What's Happening?
An increasing number of Americans are turning to balance transfers and personal loans to consolidate and manage debt. This strategy can save money in the short term, but experts warn that without addressing underlying spending habits, it is likely to fail.
Jim Triggs, CEO of Money Management International, emphasizes that borrowing cannot solve debt issues permanently, as consumers must eventually pay off their debts. Credit card balances reached a record $1.28 trillion at the end of 2025, according to the New York Fed. Personal loans, which offer a lump sum and are typically repaid over two to five years, can be a smart way to consolidate high-interest debt, with average rates at 12.26% compared to 19.58% for credit cards. However, many consumers continue to struggle with debt despite these measures.
Why It's Important?
The trend of using personal loans and balance transfers to manage debt highlights the financial challenges faced by many Americans, particularly those in the middle class. While these methods can provide temporary relief, they do not address the root causes of debt accumulation, such as overspending and high living costs. The reliance on these financial tools may lead to a cycle of debt that is difficult to break, impacting consumers' financial stability and creditworthiness.
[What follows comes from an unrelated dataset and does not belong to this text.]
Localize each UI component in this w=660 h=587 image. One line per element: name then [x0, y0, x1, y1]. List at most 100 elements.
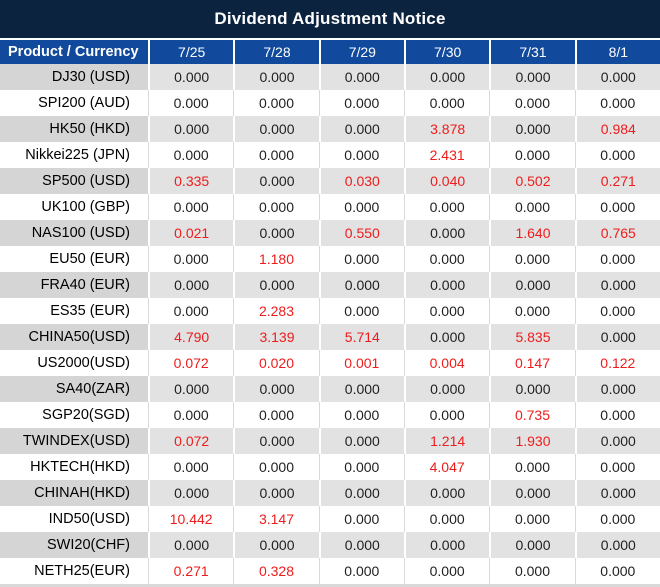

As more individuals turn to these options, there is a risk of increased financial strain and potential defaults, which could have broader implications for the economy and lending practices.
What's Next?
Financial experts suggest that addressing the emotional and psychological aspects of spending is crucial for breaking the cycle of debt. Financial therapy and counseling can help individuals understand the motivations behind their spending habits and set realistic expectations for debt repayment. As the use of personal loans continues to rise, lenders may tighten standards to mitigate risks associated with high levels of consumer debt. Additionally, consumers may need to explore alternative strategies for managing their finances, such as budgeting and financial education, to achieve long-term debt relief.